The Internet of hygiene
The Veterans Affairs Department wants to expand its use of location-tracking technologies to help it manage a range of clinical services, including finding wandering patients, streamlining emergency room workflows and monitoring how often clinicians wash their hands.
Real Time Location Services (RTLS) provide a significant benefit to the VA, the agency said in a recent request for information about the technology, from better patient care and satisfaction to improvement in staff safety and cost reduction.
RTLS is an umbrella term for location- and tracking-based technologies, including Wi-Fi based location finding, active and passive Radio Frequency Identification (RFID) and low frequency and infrared location technologies.
The VA currently operates a number of RTLS-type applications, including automated temperature monitoring, lab supply monitoring, sterile processing workflow and surgical instrument and other asset tracking applications.
Each application is integrated with Intelligent InSites software, according to VA. When there is a need for active RTLS tracking, existing CenTrak wireless sensing infrastructure is used, according to the VA. CenTrak hardware includes asset and staff tags, and infrared and low-frequency sensing infrastructure to improve location accuracy.
Now the agency wants to monitor and improve its hand-hygiene or HH rates. The VA said it has sanitizing dispensing stations at all sinks and throughout its facilities . According to the RFI, “it is expected that hand washing rates can be monitored as a staff member approaches a sanitizing station and activates a dispensing container.”
The system would have the ability to detect the dispensing of the sanitizing product and communicate via electronic staff tag to record the event. The system would monitor the hand sanitizing after restroom use, after scheduled breaks and after entering or exiting occupied patient care area, according to the RFI.

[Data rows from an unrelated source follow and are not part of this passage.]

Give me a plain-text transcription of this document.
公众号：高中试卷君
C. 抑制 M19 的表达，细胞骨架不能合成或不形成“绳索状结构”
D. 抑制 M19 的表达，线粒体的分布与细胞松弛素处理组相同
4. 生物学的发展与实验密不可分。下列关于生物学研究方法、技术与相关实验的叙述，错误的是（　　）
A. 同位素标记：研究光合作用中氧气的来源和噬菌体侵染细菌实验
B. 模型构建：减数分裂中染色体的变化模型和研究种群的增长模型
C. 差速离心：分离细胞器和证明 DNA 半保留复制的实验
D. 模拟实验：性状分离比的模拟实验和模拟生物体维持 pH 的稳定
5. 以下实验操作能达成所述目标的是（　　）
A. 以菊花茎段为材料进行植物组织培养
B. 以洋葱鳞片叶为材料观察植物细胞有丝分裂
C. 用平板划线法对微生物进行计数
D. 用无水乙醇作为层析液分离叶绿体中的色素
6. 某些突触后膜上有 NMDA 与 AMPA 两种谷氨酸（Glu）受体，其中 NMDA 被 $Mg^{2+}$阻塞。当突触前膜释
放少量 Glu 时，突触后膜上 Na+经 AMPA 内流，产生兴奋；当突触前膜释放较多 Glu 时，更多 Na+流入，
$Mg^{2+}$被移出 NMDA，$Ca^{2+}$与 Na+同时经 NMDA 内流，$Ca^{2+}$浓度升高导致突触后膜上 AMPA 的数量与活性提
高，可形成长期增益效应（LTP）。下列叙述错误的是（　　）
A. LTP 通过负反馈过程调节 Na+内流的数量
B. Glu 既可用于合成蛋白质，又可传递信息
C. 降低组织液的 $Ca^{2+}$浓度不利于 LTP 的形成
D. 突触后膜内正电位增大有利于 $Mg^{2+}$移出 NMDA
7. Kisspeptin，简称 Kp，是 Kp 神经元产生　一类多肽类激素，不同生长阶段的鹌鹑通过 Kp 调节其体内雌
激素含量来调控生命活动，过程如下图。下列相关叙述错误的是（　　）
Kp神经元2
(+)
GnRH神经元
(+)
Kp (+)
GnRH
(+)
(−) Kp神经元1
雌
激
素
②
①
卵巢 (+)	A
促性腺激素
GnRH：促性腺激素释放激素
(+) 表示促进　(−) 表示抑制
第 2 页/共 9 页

“Functionality for a system that has the capability of alerting or reminding staff to wash their hands is also desired,” according to the notice.

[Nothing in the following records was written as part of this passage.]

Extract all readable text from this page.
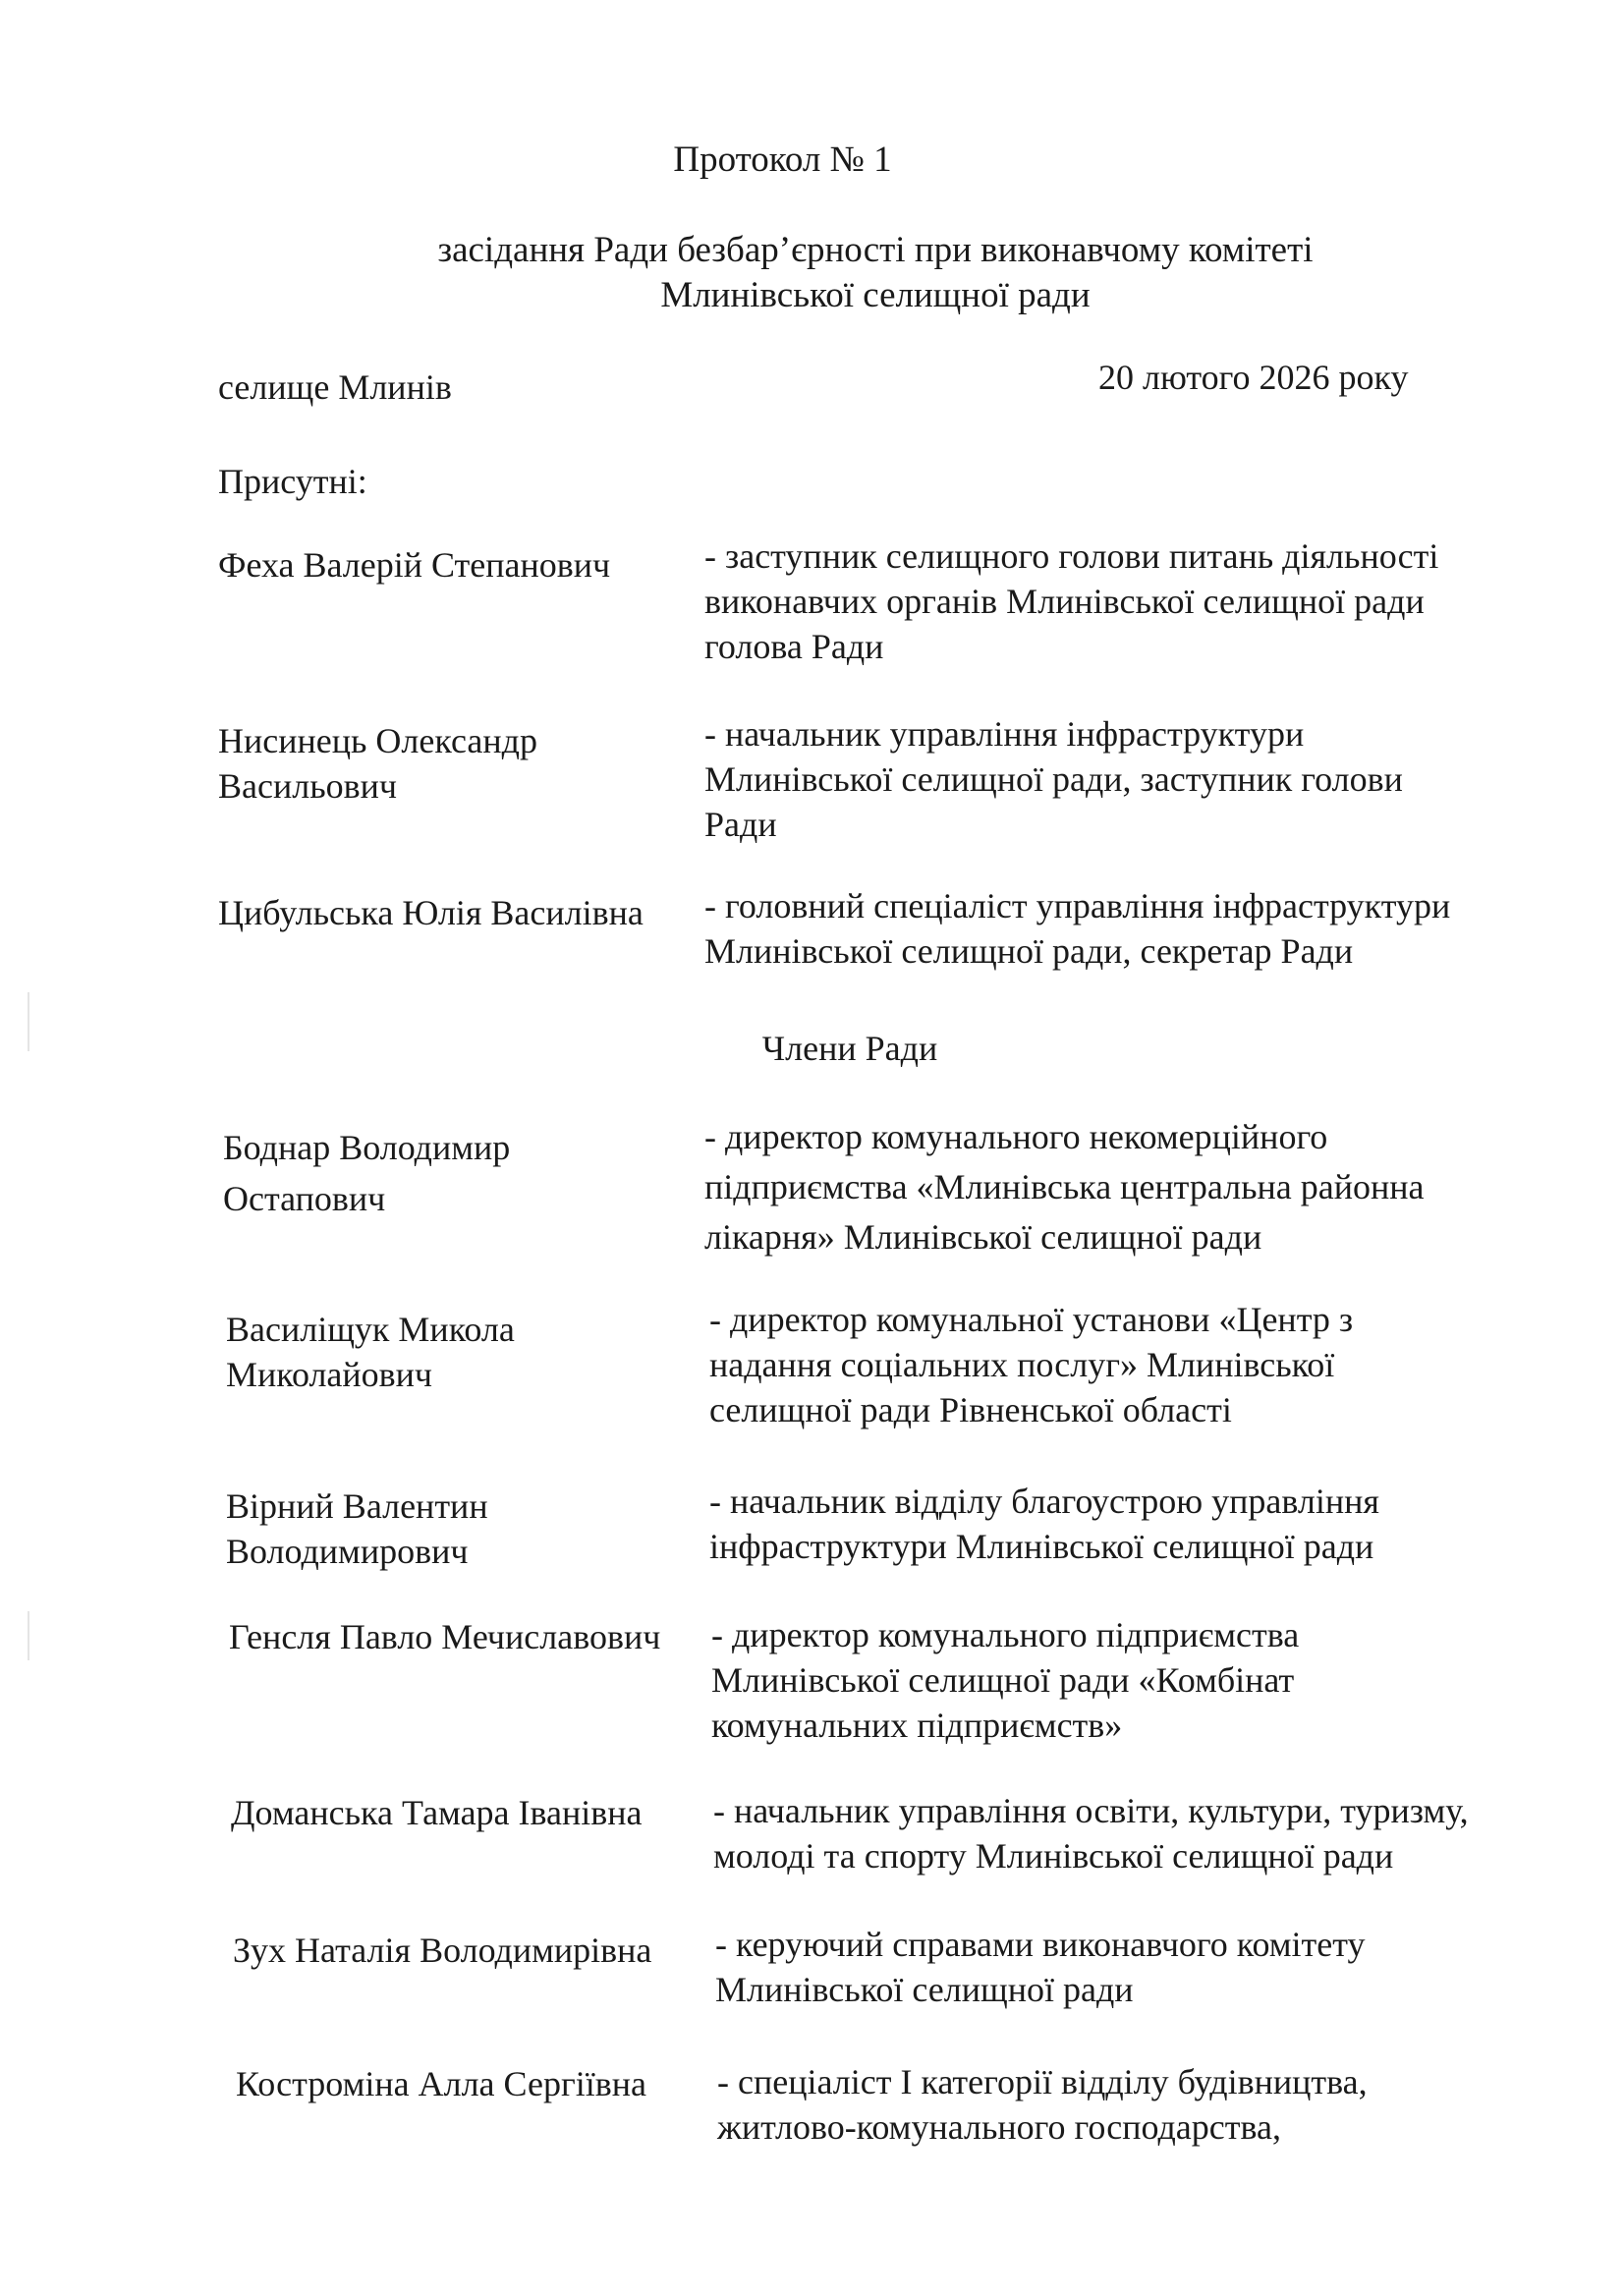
Протокол № 1
засідання Ради безбар’єрності при виконавчому комітеті
Млинівської селищної ради
селище Млинів	20 лютого 2026 року
Присутні:
Феха Валерій Степанович	- заступник селищного голови питань діяльності
виконавчих органів Млинівської селищної ради
голова Ради
Нисинець Олександр
Васильович
- начальник управління інфраструктури
Млинівської селищної ради, заступник голови
Ради
Цибульська Юлія Василівна - головний спеціаліст управління інфраструктури
Млинівської селищної ради, секретар Ради
Члени Ради
Боднар Володимир
Остапович
- директор комунального некомерційного
підприємства «Млинівська центральна районна
лікарня» Млинівської селищної ради
Василіщук Микола
Миколайович
- директор комунальної установи «Центр з
надання соціальних послуг» Млинівської
селищної ради Рівненської області
Вірний Валентин
Володимирович
- начальник відділу благоустрою управління
інфраструктури Млинівської селищної ради
Генсля Павло Мечиславович - директор комунального підприємства
Млинівської селищної ради «Комбінат
комунальних підприємств»
Доманська Тамара Іванівна - начальник управління освіти, культури, туризму,
молоді та спорту Млинівської селищної ради
Зух Наталія Володимирівна - керуючий справами виконавчого комітету
Млинівської селищної ради
Костроміна Алла Сергіївна - спеціаліст І категорії відділу будівництва,
житлово-комунального господарства,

Other requirements of the RTLS include the ability to detect how long the employee sanitized their hands; the ability to run reports on hand-hygiene compliance as well as showing contact between patients and staff based on “room and bed-level proximity.”

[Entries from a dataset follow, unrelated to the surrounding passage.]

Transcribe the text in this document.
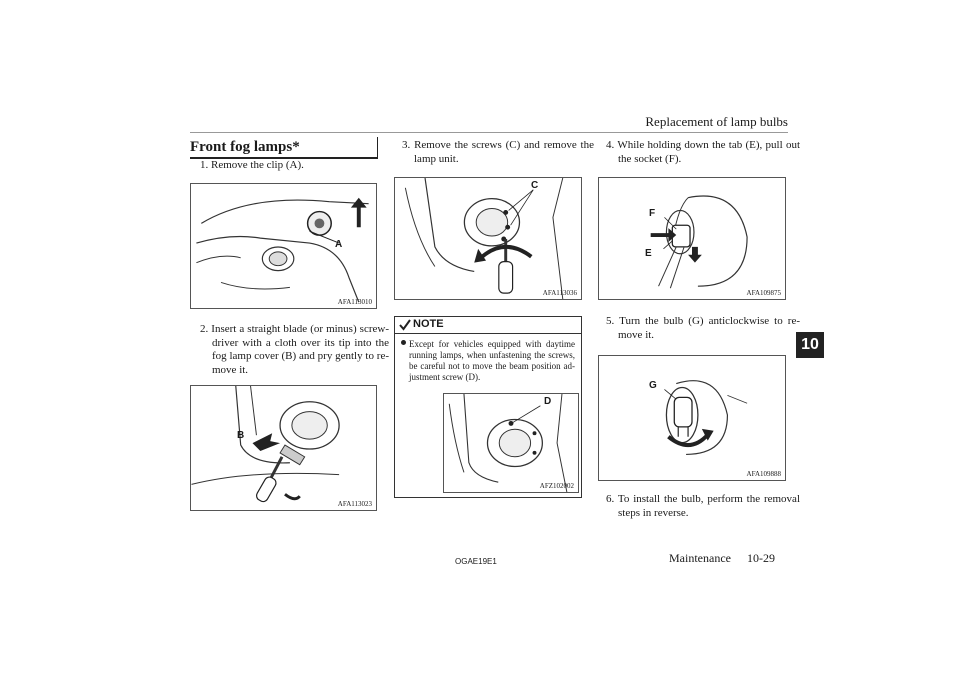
Replacement of lamp bulbs
10
Front fog lamps*
1. Remove the clip (A).
A
AFA113010
2. Insert a straight blade (or minus) screw-driver with a cloth over its tip into the fog lamp cover (B) and pry gently to re-move it.
B
AFA113023
3. Remove the screws (C) and remove the lamp unit.
C
AFA113036
NOTE
Except for vehicles equipped with daytime running lamps, when unfastening the screws, be careful not to move the beam position ad-justment screw (D).
D
AFZ102002
4. While holding down the tab (E), pull out the socket (F).
F
E
AFA109875
5. Turn the bulb (G) anticlockwise to re-move it.
G
AFA109888
6. To install the bulb, perform the removal steps in reverse.
OGAE19E1	Maintenance 10-29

“This shall allow for better management and prevention of the spread of contagious diseases,” the VA said.
The system would also “provide a visual indicator (LED on staff badge) to a patient indicating whether a technology-monitored health care worker has successfully completed a necessary hand hygiene event,” according to the RFI.
The VA said the scope of work for the HH program would call for the design, installation, configuration and testing of an RTLS-based HH solution, as well as surveys, updated facility drawings and system configuration documentation. The solution might be designed for a specific but so far undetermined facility.
An award to install the services is forecast for the second half of the 2015 fiscal year.